Dopo aver studiato presso gli istituti di Poligny e Lons-le-Saunier, Lecourbe si arruolò nel reggimento d'Aquitania in cui servì per otto anni. Dopo essere stato promosso caporale allo scoppio della rivoluzione francese, divenne comandante della Guardia nazionale di Ruffey-sur-Seille nel 1789. Gli fu assegnato il comando del 7º battaglione volontario della Giura, con il quale servì l'esercito del Reno e quello del Nord. Dopo essere stato promosso colonnello nel 1791, Lecourbe si distinse nella battle of Fleurus. Divenne generale di brigata nel 1794, generale di divisione nel 1798, e combatté Aleksandr Vasil'evič Suvorov in Svizzera distinguendosi nella seconda battaglia di Zurigo agli ordini di Andrea Massena.

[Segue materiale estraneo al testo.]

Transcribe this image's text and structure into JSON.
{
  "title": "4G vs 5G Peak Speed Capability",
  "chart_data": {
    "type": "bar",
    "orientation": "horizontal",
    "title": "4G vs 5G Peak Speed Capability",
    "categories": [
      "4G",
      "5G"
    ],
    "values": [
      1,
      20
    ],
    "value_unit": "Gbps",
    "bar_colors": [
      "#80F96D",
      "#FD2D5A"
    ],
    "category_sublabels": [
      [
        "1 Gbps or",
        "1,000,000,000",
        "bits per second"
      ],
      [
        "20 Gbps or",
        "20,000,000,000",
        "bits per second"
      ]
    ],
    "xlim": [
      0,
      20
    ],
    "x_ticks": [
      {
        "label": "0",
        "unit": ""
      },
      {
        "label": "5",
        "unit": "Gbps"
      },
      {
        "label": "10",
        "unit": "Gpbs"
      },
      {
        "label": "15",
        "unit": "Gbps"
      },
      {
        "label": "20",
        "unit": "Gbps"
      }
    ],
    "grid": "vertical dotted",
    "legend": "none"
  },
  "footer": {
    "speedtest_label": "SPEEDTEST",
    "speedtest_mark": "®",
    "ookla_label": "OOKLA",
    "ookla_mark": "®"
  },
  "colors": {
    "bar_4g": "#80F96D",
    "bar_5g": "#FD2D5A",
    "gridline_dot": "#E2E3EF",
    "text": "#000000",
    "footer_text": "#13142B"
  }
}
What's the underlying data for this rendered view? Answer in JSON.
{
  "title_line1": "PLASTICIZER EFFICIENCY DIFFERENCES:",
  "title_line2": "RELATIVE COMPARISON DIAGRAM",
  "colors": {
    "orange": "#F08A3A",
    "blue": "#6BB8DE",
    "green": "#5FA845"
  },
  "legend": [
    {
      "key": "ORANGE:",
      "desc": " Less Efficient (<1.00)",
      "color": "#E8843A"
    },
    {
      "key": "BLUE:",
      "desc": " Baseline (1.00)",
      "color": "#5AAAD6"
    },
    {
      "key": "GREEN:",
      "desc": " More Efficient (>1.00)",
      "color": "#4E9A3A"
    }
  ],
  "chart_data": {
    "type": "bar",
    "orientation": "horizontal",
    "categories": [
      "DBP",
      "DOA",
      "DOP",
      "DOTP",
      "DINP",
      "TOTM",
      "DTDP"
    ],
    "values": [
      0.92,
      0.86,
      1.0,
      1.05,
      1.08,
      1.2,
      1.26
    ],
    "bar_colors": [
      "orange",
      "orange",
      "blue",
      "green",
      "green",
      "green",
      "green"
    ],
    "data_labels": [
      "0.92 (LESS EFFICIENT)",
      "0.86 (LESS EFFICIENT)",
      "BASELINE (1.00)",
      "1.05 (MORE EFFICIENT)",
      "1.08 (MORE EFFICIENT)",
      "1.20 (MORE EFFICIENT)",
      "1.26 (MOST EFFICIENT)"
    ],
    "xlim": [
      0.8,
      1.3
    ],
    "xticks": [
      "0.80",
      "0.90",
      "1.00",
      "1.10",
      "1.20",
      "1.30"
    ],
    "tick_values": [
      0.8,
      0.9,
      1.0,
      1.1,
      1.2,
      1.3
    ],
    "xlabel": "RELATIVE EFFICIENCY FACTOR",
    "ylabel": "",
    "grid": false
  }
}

L'amicizia tra Lecourbe e Jean-Victor Moreau, e la difesa di Moreau che sostenne nel processo di Georges Cadoudal gli inimicarono Napoleone Bonaparte che lo obbligò a congedarsi nel 1805. Dopo l'abdicazione di Napoleone fu nominato conte da Luigi XVIII di Francia. Il conte di Artois richiamò Lecourbe in servizio attivo nel febbraio 1815, nominandolo ispettore generale della 6ª divisione militare con sede a Besançon.

Quando Napoleone tornò dall'esilio sull'isola d'Elba, Lecourbe gli offrì i propri servizi e durante la guerra dei cento giorni comandò l'esercito della Giura (I corpo di osservatori), operando sulla Giura contro l'arciduca Ferdinando. Con un esercito di soli 8000 uomini difese la città di Belfort per 15 giorni contro i 40 000 austriaci del generale Colloredo-Mansfeld, accettando il cessate il fuoco solo l'11 luglio 1815. Questa azione gli valse un posto d'onore nei libri di storia francese. Dopo il secondo ritorno al trono di re Luigi, Lecourbe si congedò, ed il 22 ottobre 1815 morì a Belfort dopo una lunga malattia.

RetaggioModifica

 
La statua di Belfort

Una statua che commemora le sue azioni si trova in Place de la Liberté a Lons-le-Saunier, dove una strada ne porta anche il nome. Vi sono strade intitolate a lui anche a Parigi e Besançon. A Belfort si trova una statua che lo commemora come "Il glorioso difensore della città".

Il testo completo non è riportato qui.